The time to do this is after you got caught out in the rain, or you are trucking your bike out to where you want to ride. The bike now sounds like a screaming baby or a goat or some other animal. Time to fix that!
If you followed the post on how to lube the wheel hubs on your bike, you probably have done exactly what I did. Basically, I have a heavy hand when it comes to oiling things, so as you rode, your oil spun out of the hub and got on the brake disc. Now your brake pads are "contaminated" with oil and stopping is more a matter of just how much grip strength you have in your hands rather than in the braking system on your bike.
Old school caliper brakes would most likely not be effected.
The overview is simple, braking surfaces have to be clean and free of grease, grit, and oils. If there is oil, you slide. That's why we use the stuff.
To clean your braking system, there are steps and you can do it in your own home. It takes me about 15 minutes once I have everything assembled.
Remember that anything you remove from the bike will be put back on the bike or you will need new replacements for future use. Since most of these items are specialized, make sure they don't roll "under the couch" and are guarded for later.
First, get your equipment.
- Rubbing Alcohol or Acetone (Remember perform this with adequate ventilation!)
- Paper towels
- Optional light strength thread locker (Permatex Blue)
- Sand Paper (I used 100 grit or "Medium" but a 200 or 320 grit might be better)
- Sanding block or flat work surface to sand on
- Towels or Cardboard sheet to protect the floors
- 5mm Allen Wrench
Second, Lay the bike on its side on the floor. Brake Disc side (left side) up. You can do this on a bike stand if you have one, but I have found that it is just easier to do this with the bike on its side so the brake mechanism can rest on the spokes while you work instead of it dangling in the air.
Third, Locate the two Allen bolts that hold the brake mechanism to the frame/fork of the bike. Use the 5mm Allen Wrench to remove the bolts from the bike and set them aside. When removed, your brake mechanism should gently pull from the mount and the bike. Note: if you are experienced at performing this work, and you have clearance on your bike, you may be able to get away with not removing the brake caliper from the bike. I can't, you might. Consider your situation first.
Fourth, using your Pliers, Bend back the end of the cotter pin so that it is straight. If you
Fifth, remove the brake shoes and the spring that holds them together and in place. My own mechanism slid out of the brake mechanism easily. Set the mechanism down so that it does not get damaged.

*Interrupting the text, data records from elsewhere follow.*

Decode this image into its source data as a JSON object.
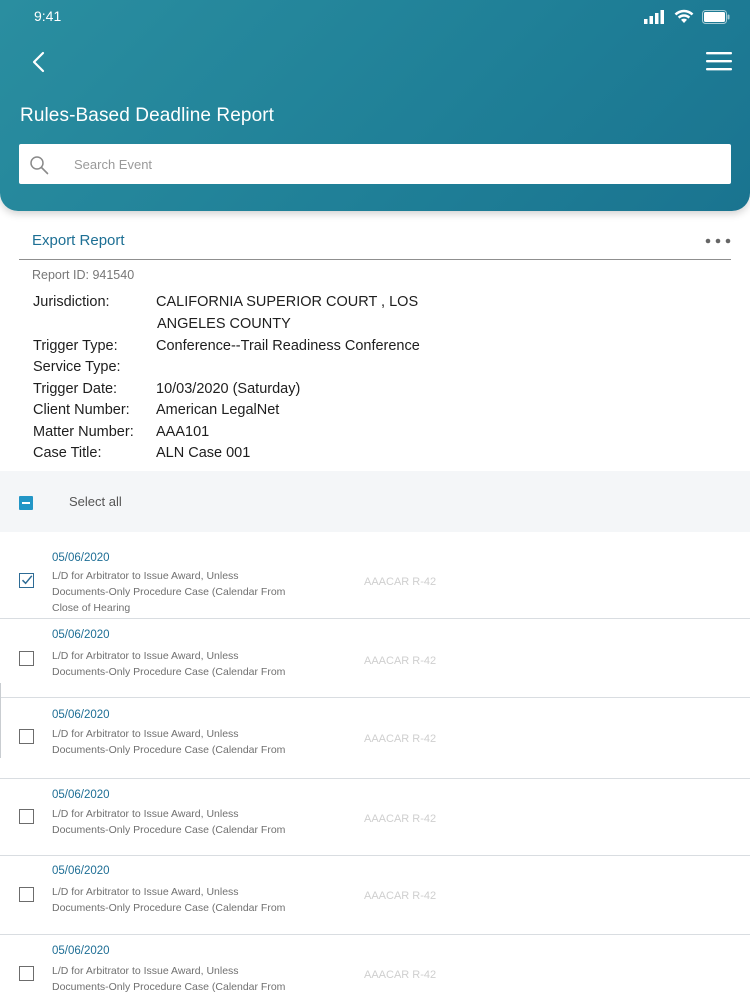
{
  "status": {
    "time": "9:41"
  },
  "header": {
    "title": "Rules-Based Deadline Report",
    "search_placeholder": "Search Event"
  },
  "toolbar": {
    "export_label": "Export Report"
  },
  "report": {
    "id_label": "Report ID:",
    "id_value": "941540",
    "fields": [
      {
        "label": "Jurisdiction:",
        "value_line1": "CALIFORNIA SUPERIOR COURT , LOS",
        "value_line2": "ANGELES COUNTY"
      },
      {
        "label": "Trigger Type:",
        "value": "Conference--Trail Readiness Conference"
      },
      {
        "label": "Service Type:",
        "value": ""
      },
      {
        "label": "Trigger Date:",
        "value": "10/03/2020 (Saturday)"
      },
      {
        "label": "Client Number:",
        "value": "American LegalNet"
      },
      {
        "label": "Matter Number:",
        "value": "AAA101"
      },
      {
        "label": "Case Title:",
        "value": "ALN Case 001"
      }
    ]
  },
  "selection": {
    "select_all_label": "Select all",
    "state": "indeterminate"
  },
  "rows": [
    {
      "checked": true,
      "date": "05/06/2020",
      "desc_line1": "L/D for Arbitrator to Issue Award, Unless",
      "desc_line2": "Documents-Only Procedure Case (Calendar From",
      "desc_line3": "Close of Hearing",
      "rule": "AAACAR R-42"
    },
    {
      "checked": false,
      "date": "05/06/2020",
      "desc_line1": "L/D for Arbitrator to Issue Award, Unless",
      "desc_line2": "Documents-Only Procedure Case (Calendar From",
      "rule": "AAACAR R-42"
    },
    {
      "checked": false,
      "date": "05/06/2020",
      "desc_line1": "L/D for Arbitrator to Issue Award, Unless",
      "desc_line2": "Documents-Only Procedure Case (Calendar From",
      "rule": "AAACAR R-42"
    },
    {
      "checked": false,
      "date": "05/06/2020",
      "desc_line1": "L/D for Arbitrator to Issue Award, Unless",
      "desc_line2": "Documents-Only Procedure Case (Calendar From",
      "rule": "AAACAR R-42"
    },
    {
      "checked": false,
      "date": "05/06/2020",
      "desc_line1": "L/D for Arbitrator to Issue Award, Unless",
      "desc_line2": "Documents-Only Procedure Case (Calendar From",
      "rule": "AAACAR R-42"
    },
    {
      "checked": false,
      "date": "05/06/2020",
      "desc_line1": "L/D for Arbitrator to Issue Award, Unless",
      "desc_line2": "Documents-Only Procedure Case (Calendar From",
      "rule": "AAACAR R-42"
    }
  ],
  "icons": {
    "back": "chevron-left-icon",
    "menu": "hamburger-menu-icon",
    "search": "search-icon",
    "more": "more-horizontal-icon",
    "check": "check-icon"
  },
  "colors": {
    "header": "#1f7f97",
    "accent_text": "#1d6f94",
    "checkbox_blue": "#2296c6"
  }
}
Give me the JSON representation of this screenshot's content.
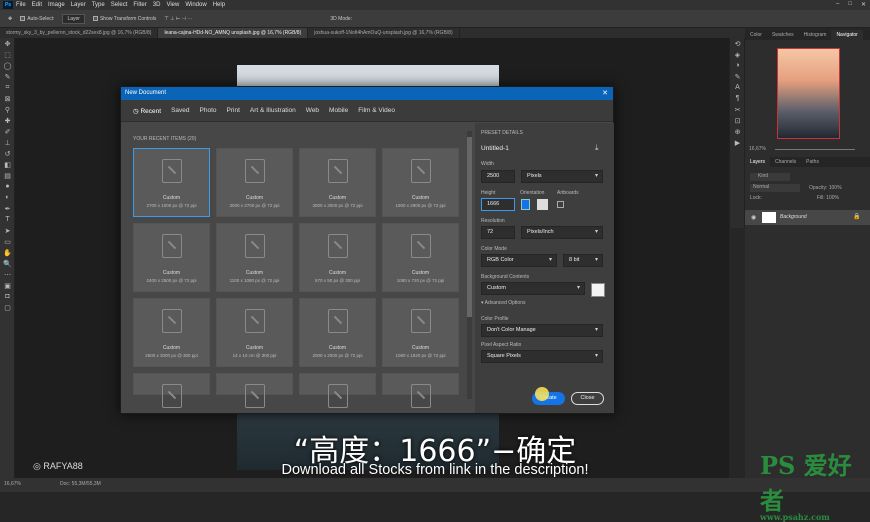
{
  "menu": {
    "items": [
      "File",
      "Edit",
      "Image",
      "Layer",
      "Type",
      "Select",
      "Filter",
      "3D",
      "View",
      "Window",
      "Help"
    ]
  },
  "options": {
    "auto_select": "Auto-Select:",
    "layer": "Layer",
    "transform": "Show Transform Controls",
    "mode3d": "3D Mode:"
  },
  "tabs": [
    "stormy_sky_3_by_pelleron_stock_d22sex8.jpg @ 16,7% (RGB/8)",
    "leana-cajina-HDd-NO_AMNQ unsplash.jpg @ 16,7% (RGB/8)",
    "joshua-sukoff-1NoIt4hAmOuQ-unsplash.jpg @ 16,7% (RGB/8)"
  ],
  "status": {
    "zoom": "16,67%",
    "doc": "Doc: 55,3M/55,3M"
  },
  "right_panel": {
    "tabs": [
      "Color",
      "Swatches",
      "Histogram",
      "Navigator"
    ],
    "zoom": "16,67%",
    "layer_tabs": [
      "Layers",
      "Channels",
      "Paths"
    ],
    "kind": "Kind",
    "blend": "Normal",
    "opacity": "Opacity: 100%",
    "lock": "Lock:",
    "fill": "Fill: 100%",
    "layer_name": "Background"
  },
  "dialog": {
    "title": "New Document",
    "tabs": [
      "Recent",
      "Saved",
      "Photo",
      "Print",
      "Art & Illustration",
      "Web",
      "Mobile",
      "Film & Video"
    ],
    "recent_head": "YOUR RECENT ITEMS  (20)",
    "tiles": [
      {
        "name": "Custom",
        "sub": "2700 x 1000 px @ 72 ppi"
      },
      {
        "name": "Custom",
        "sub": "3000 x 2700 px @ 72 ppi"
      },
      {
        "name": "Custom",
        "sub": "3000 x 3000 px @ 72 ppi"
      },
      {
        "name": "Custom",
        "sub": "1900 x 2800 px @ 72 ppi"
      },
      {
        "name": "Custom",
        "sub": "2400 x 2500 px @ 72 ppi"
      },
      {
        "name": "Custom",
        "sub": "1100 x 1080 px @ 72 ppi"
      },
      {
        "name": "Custom",
        "sub": "570 x 50 px @ 300 ppi"
      },
      {
        "name": "Custom",
        "sub": "1080 x 720 px @ 72 ppi"
      },
      {
        "name": "Custom",
        "sub": "2600 x 3000 px @ 300 ppi"
      },
      {
        "name": "Custom",
        "sub": "14 x 10 cm @ 300 ppi"
      },
      {
        "name": "Custom",
        "sub": "2000 x 2000 px @ 72 ppi"
      },
      {
        "name": "Custom",
        "sub": "1080 x 1920 px @ 72 ppi"
      },
      {
        "name": "",
        "sub": ""
      },
      {
        "name": "",
        "sub": ""
      },
      {
        "name": "",
        "sub": ""
      },
      {
        "name": "",
        "sub": ""
      }
    ],
    "preset_details": "PRESET DETAILS",
    "doc_name": "Untitled-1",
    "width_label": "Width",
    "width": "2500",
    "width_unit": "Pixels",
    "height_label": "Height",
    "height": "1666",
    "orientation": "Orientation",
    "artboards": "Artboards",
    "resolution_label": "Resolution",
    "resolution": "72",
    "resolution_unit": "Pixels/Inch",
    "color_mode_label": "Color Mode",
    "color_mode": "RGB Color",
    "bit": "8 bit",
    "bg_label": "Background Contents",
    "bg": "Custom",
    "advanced": "Advanced Options",
    "profile_label": "Color Profile",
    "profile": "Don't Color Manage",
    "aspect_label": "Pixel Aspect Ratio",
    "aspect": "Square Pixels",
    "create": "Create",
    "close": "Close"
  },
  "overlay": {
    "subtitle": "“高度：1666”−确定",
    "caption": "Download all Stocks from link in the description!",
    "channel": "RAFYA88",
    "watermark": "PS 爱好者",
    "watermark_url": "www.psahz.com"
  }
}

Sixth, using your Rubbing Alcohol or Acetone, clean the brake disc and the brake pads. The disc and the brake pads must be free of oil and dirt when you complete these steps, and that includes the oil and dirt on your fingers.
Seventh, cleaning the pads will leave some Rubbing Alcohol or Acetone on them. This
First, clean everything again. Brake ring should be shiny and clean. Brake pads should be clear of dust, grease, and grit. No grit on anything, you will pick enough of that up on your nest workout, I am sure
Second, Make a Brake Pad Sandwich. Best way to describe it. Without touching the actual pads, the brakes are assembled to be put in the brake mechanism. Pad, Spring, Pad. Squeeze them together gently but firmly so the sandwich can be inserted into the mechanism.
Third, insert the Brake Pad Sandwich into the Brake Mechanism. The holes in the two pads and spring must line up. They are to be inserted into the mechanism with the holes lining up with those in the mechanism where you removed your cotter pin.
Fourth, Lock everything in place with the cotter pin. The cotter pin should be lined up with the loop on the wheel spoke side of the brake mechanism. Slide it in to the hole so that it extends out on the outside of the brake mechanism. Everything must fit in easily, it will not take a lot of force. Bend the end of the cotter pin in place. The cotter pin will be mobile and able to turn.
Fifth, mount the brake mechanism back onto the wheel over the brake disc. I do this by putting it on top of the mount and inserting the Allen Bolt into the screw holes then finger tightening the Bolts down.
Sixth, you are effectively done at this point but you do need to align your brakes. Find the sight corridor within the brake mechanism. The disc should be as close to evenly placed within that gap as possible. When you spin that wheel, make sure that the brake does not engage at any point within the travel of the wheel. If you are at that point, then you will tighten the Allen Bolts down using the 5mm Allen Wrench. Test the wheel again to make certain you are not rubbing.
Finally, when you are out and riding your bike, you should break in or "bed" the brakes by GENTLY applying then releasing them. Enough to stop your travel from about 6-12 MPH (10-20KPH) gently but firmly. Everything should work "as it should". If you are rubbing, then align the wheel to fit the brakes and repeat the alignment procedure as needed.
If that Goat has not been banished to the barnyard, or it's still squealing like Screaming Baby Airlines, repeat the process.
Remember, any noise and you're losing speed. Take the time to align the wheels within the brakes so they may spin as freely as possible.
Yeah, it's a lot of words. Get to work, it's not as hard as all this text. I'll shaddap!